Campanhas antidrogas também ajudaram a empurrar os adolescentes para os bares, diz o psiquiatra Jorge Gomes de Figueiredo, 42.
É um erro brutal do governo colar a imagem do capeta na maconha e na cocaína e ignorar o álcool nessas campanhas, segundo ele.
Estima-se que as pessoas que têm problemas com todos os tipos de drogas no Brasil, da maconha ao LSD, somam 0,1% da população. Já o álcool é um abacaxi cem vezes maior —a dependência atingiria 10% dos brasileiros.
"Abuso de álcool é o problema número um de saúde pública entre jovens", diz José Carlos Galduróz, 37, pesquisador do Cebrid.
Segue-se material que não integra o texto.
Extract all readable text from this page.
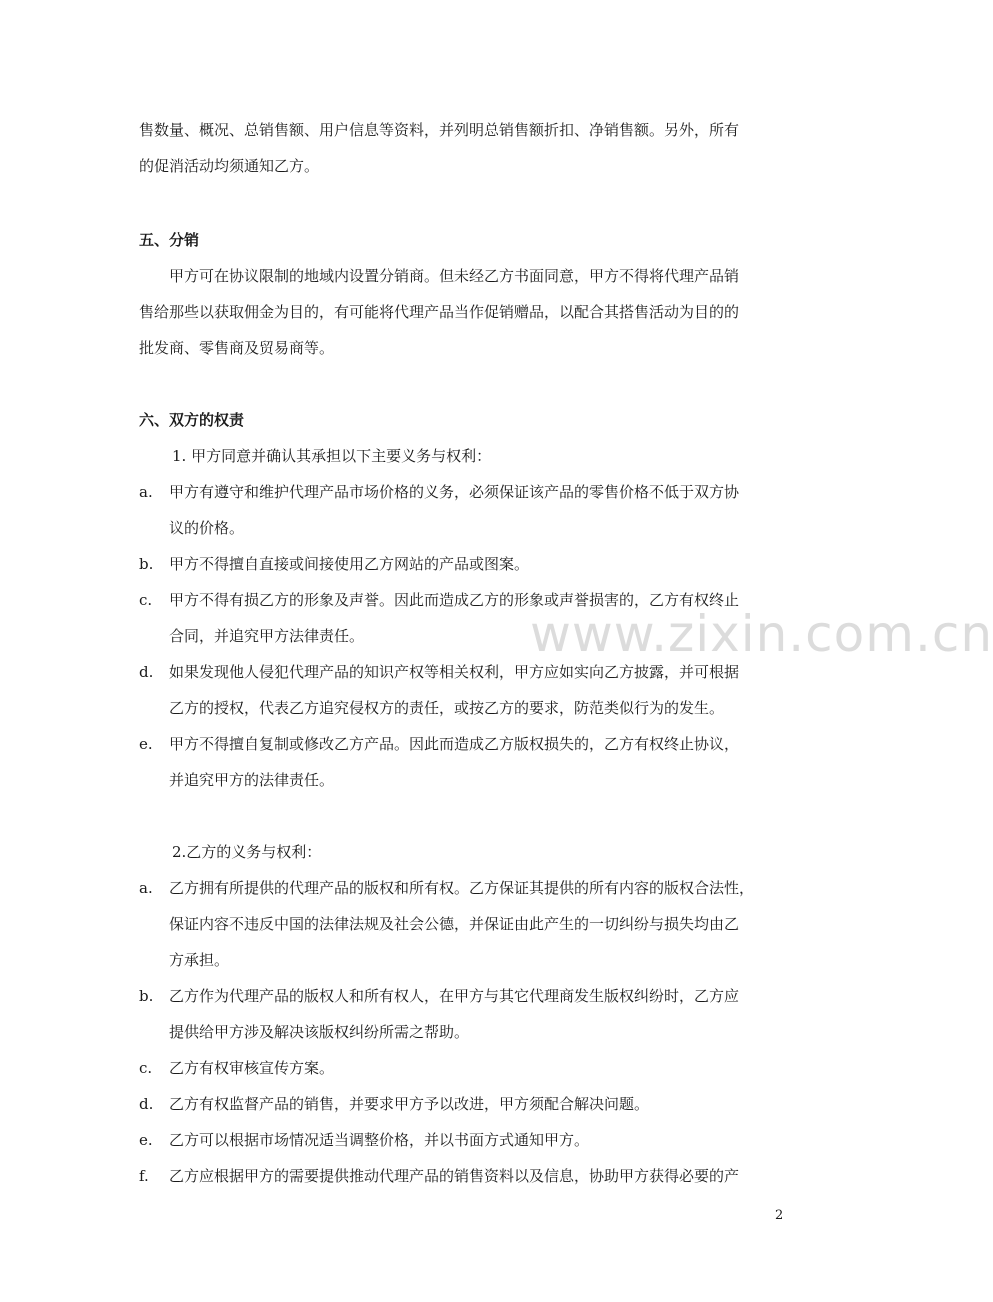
售数量、概况、总销售额、用户信息等资料，并列明总销售额折扣、净销售额。另外，所有
的促消活动均须通知乙方。
五、分销
甲方可在协议限制的地域内设置分销商。但未经乙方书面同意，甲方不得将代理产品销
售给那些以获取佣金为目的，有可能将代理产品当作促销赠品，以配合其搭售活动为目的的
批发商、零售商及贸易商等。
六、双方的权责
1. 甲方同意并确认其承担以下主要义务与权利：
a. 甲方有遵守和维护代理产品市场价格的义务，必须保证该产品的零售价格不低于双方协
议的价格。
b. 甲方不得擅自直接或间接使用乙方网站的产品或图案。
c. 甲方不得有损乙方的形象及声誉。因此而造成乙方的形象或声誉损害的，乙方有权终止
合同，并追究甲方法律责任。
d. 如果发现他人侵犯代理产品的知识产权等相关权利，甲方应如实向乙方披露，并可根据
乙方的授权，代表乙方追究侵权方的责任，或按乙方的要求，防范类似行为的发生。
e. 甲方不得擅自复制或修改乙方产品。因此而造成乙方版权损失的，乙方有权终止协议，
并追究甲方的法律责任。
2.乙方的义务与权利：
a. 乙方拥有所提供的代理产品的版权和所有权。乙方保证其提供的所有内容的版权合法性，
保证内容不违反中国的法律法规及社会公德，并保证由此产生的一切纠纷与损失均由乙
方承担。
b. 乙方作为代理产品的版权人和所有权人，在甲方与其它代理商发生版权纠纷时，乙方应
提供给甲方涉及解决该版权纠纷所需之帮助。
c. 乙方有权审核宣传方案。
d. 乙方有权监督产品的销售，并要求甲方予以改进，甲方须配合解决问题。
e. 乙方可以根据市场情况适当调整价格，并以书面方式通知甲方。
f. 乙方应根据甲方的需要提供推动代理产品的销售资料以及信息，协助甲方获得必要的产
www.zixin.com.cn
2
Há ainda a pretensa segurança do álcool. "Os adolescentes abusam porque sabem que não vão ter uma overdose e existe a comodidade de que a bebida é legalizada", afirma Jair de Mari, 41, psiquiatra e professor da Escola Paulista de Medicina.
O Instituto de Psiquiatria do Hospital das Clínicas de São Paulo é uma espécie de atestado de como a segurança é só imaginária.
Até julho de 1993, o HC, como é conhecido o hospital, só tratava adultos com problemas de alcoolismo. O motivo era mais ou menos óbvio: a dependência demora de 10 a 15 anos para se instalar; portanto, não atinge adolescentes.
A obviedade foi por terra quando os pacientes relatavam suas histórias. "Todos começavam a beber muito jovens. Decidimos não esperar o alcoólatra ficar adulto para tratá-lo", conta Sandra Scivoletto, 28, coordenadora do Grupo Interdisciplinar de Estudos de Alcoolismo e Farmacodependência.
Há um ano e meio funciona no HC um ambulatório exclusivo para adolescentes que abusam do álcool. No primeiro levantamento sobre o perfil dos pacientes descobriu-se outro dado assustador: o uso diário começa aos 15 anos.
Boa parte da culpa é dos pais, defende Sandra Scivoletto. Acham que bebida na adolescência é tão passageira quanto as espinhas que surgem no rosto dos garotos.
Resultado: não tratam o uso abusivo como um problema médico. Só notam o estrago quando não há outra saída além da internação.